Intermittent Explosive Disorder
Aggressive and angry children is not a pretty site to observe. The idea that a sweet, young child can sit down with you and behave like an angel in one moment, and then run around threatening 6’2″ adult males with arms and shoes in another moment is baffling. Intermittent explosive disorder is an impulse-control disorder, characterized by sudden episodes of anger, hostility and recurrent aggressive outbursts.
The predictability of these episodes in children is not always obvious. As stated above, a child may demonstrate a loving persona, interacting with you in a pleasant way that would never make you think twice of any hidden violence. But when the other side of them manifests, it’s as if a demon were unleashed.

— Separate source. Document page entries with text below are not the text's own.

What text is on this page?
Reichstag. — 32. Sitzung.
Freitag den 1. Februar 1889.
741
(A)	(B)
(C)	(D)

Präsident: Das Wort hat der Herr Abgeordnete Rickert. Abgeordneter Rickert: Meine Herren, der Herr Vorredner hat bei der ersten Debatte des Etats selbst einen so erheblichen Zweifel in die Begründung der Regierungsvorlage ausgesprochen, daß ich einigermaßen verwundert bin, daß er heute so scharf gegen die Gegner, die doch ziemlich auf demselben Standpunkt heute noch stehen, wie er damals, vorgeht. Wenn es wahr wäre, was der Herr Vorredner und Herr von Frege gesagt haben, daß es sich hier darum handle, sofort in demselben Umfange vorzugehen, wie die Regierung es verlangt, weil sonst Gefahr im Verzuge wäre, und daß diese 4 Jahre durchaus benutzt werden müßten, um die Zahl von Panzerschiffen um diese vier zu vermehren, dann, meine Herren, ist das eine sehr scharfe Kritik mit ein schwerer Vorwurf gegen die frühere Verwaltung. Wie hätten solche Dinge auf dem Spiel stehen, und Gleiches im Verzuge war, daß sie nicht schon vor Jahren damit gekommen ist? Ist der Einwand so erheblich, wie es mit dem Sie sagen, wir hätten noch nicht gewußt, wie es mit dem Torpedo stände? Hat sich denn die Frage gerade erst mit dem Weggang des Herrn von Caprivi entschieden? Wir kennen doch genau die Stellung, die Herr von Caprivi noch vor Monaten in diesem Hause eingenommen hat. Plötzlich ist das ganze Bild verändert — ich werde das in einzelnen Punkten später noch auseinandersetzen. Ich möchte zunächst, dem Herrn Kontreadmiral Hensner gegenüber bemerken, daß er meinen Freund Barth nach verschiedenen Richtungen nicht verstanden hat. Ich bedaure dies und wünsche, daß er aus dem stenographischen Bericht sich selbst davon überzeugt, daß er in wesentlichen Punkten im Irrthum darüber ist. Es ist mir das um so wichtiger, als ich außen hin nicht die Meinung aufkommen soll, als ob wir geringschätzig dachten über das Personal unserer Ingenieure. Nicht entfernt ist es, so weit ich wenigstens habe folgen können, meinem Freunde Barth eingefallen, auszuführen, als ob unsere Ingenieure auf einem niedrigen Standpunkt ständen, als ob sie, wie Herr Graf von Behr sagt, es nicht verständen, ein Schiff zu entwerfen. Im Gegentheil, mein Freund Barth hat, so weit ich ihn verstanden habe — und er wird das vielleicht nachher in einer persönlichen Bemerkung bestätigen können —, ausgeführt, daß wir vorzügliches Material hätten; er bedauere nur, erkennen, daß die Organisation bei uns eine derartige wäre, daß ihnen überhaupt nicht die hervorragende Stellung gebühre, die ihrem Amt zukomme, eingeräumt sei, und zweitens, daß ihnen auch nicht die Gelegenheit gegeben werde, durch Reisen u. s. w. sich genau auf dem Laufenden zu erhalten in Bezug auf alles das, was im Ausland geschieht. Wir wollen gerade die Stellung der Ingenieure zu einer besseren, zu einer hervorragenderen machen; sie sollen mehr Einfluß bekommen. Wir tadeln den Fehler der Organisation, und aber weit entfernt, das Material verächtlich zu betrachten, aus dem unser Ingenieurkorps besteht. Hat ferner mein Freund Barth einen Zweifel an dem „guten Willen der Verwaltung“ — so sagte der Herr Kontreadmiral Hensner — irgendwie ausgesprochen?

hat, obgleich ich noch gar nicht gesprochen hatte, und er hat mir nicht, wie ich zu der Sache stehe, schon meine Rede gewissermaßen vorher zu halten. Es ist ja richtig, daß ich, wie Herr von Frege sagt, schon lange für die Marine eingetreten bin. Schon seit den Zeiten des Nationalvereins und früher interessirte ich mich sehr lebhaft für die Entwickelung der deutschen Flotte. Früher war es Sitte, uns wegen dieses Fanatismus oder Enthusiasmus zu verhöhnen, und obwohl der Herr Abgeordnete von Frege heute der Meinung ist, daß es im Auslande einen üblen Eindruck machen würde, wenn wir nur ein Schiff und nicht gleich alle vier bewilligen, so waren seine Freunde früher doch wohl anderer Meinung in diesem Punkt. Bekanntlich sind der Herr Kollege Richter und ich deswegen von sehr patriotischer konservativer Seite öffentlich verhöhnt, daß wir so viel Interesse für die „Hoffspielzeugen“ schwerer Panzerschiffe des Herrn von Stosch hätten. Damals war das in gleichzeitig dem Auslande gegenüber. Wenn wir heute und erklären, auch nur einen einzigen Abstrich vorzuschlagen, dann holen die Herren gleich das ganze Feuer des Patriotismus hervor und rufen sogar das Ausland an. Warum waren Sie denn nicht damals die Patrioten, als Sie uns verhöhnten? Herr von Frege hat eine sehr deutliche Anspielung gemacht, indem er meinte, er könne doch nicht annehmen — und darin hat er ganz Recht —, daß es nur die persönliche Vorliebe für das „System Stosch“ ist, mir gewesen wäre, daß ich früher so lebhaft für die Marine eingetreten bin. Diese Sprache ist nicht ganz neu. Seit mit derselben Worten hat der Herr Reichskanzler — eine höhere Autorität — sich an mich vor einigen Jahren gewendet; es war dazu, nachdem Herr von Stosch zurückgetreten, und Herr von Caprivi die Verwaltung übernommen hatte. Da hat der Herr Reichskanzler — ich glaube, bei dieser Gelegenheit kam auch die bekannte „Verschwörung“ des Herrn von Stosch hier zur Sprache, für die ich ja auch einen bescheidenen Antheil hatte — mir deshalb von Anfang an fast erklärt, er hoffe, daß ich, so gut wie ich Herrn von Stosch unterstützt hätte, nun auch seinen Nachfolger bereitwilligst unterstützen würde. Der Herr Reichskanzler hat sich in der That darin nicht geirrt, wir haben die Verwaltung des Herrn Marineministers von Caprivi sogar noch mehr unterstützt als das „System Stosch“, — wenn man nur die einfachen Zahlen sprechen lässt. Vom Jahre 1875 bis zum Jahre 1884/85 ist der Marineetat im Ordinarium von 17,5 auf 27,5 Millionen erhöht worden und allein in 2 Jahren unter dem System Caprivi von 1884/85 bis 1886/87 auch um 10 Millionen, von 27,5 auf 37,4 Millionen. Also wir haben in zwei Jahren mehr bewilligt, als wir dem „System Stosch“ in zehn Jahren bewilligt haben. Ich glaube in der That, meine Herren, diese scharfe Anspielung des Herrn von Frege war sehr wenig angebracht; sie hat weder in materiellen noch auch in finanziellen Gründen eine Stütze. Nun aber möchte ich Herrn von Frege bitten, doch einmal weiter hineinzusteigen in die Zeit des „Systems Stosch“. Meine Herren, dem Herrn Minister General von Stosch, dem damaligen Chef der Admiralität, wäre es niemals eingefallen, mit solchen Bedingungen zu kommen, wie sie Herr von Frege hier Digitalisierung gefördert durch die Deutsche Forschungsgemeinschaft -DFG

Believe it or not, even adults may become frightened when a child’s IED manifests. At the height of a reaction, a child with IED may demonstrate the following behavior:
- Unpredictable impulsive behavior
- Rage directed at anyone who stands in their way
- Nonsensical hyperactivity
- Vulgar language, including cursing and verbal threats
- Physical threats and assaults
- Shouting and crying
- Disorganization and refusal to cooperate
- Unwillingness to calm down and connect with others
After they take their medications, usually Abilify, Clonidine or Risperidone, they tend to calm down within that hour. But in order to be able to give them their medication, they must naturally calm down to a certain extent, until they are in the right state of mind to cooperate. Until then, the earthquake must ride its course.
Children with IED need consistent behavioral and psychopharmacological treatment. IED is usually not their only psychiatric diagnosis. They may also have ADHD, further contributing to their hyperactivity, lack of focus and inattentive behavior. Keep in mind that psychosocial factors may also be at play, such as poor family dynamics and unstable home environments.
A child with IED? Definitely not a pretty site. That’s why learning more about children is important.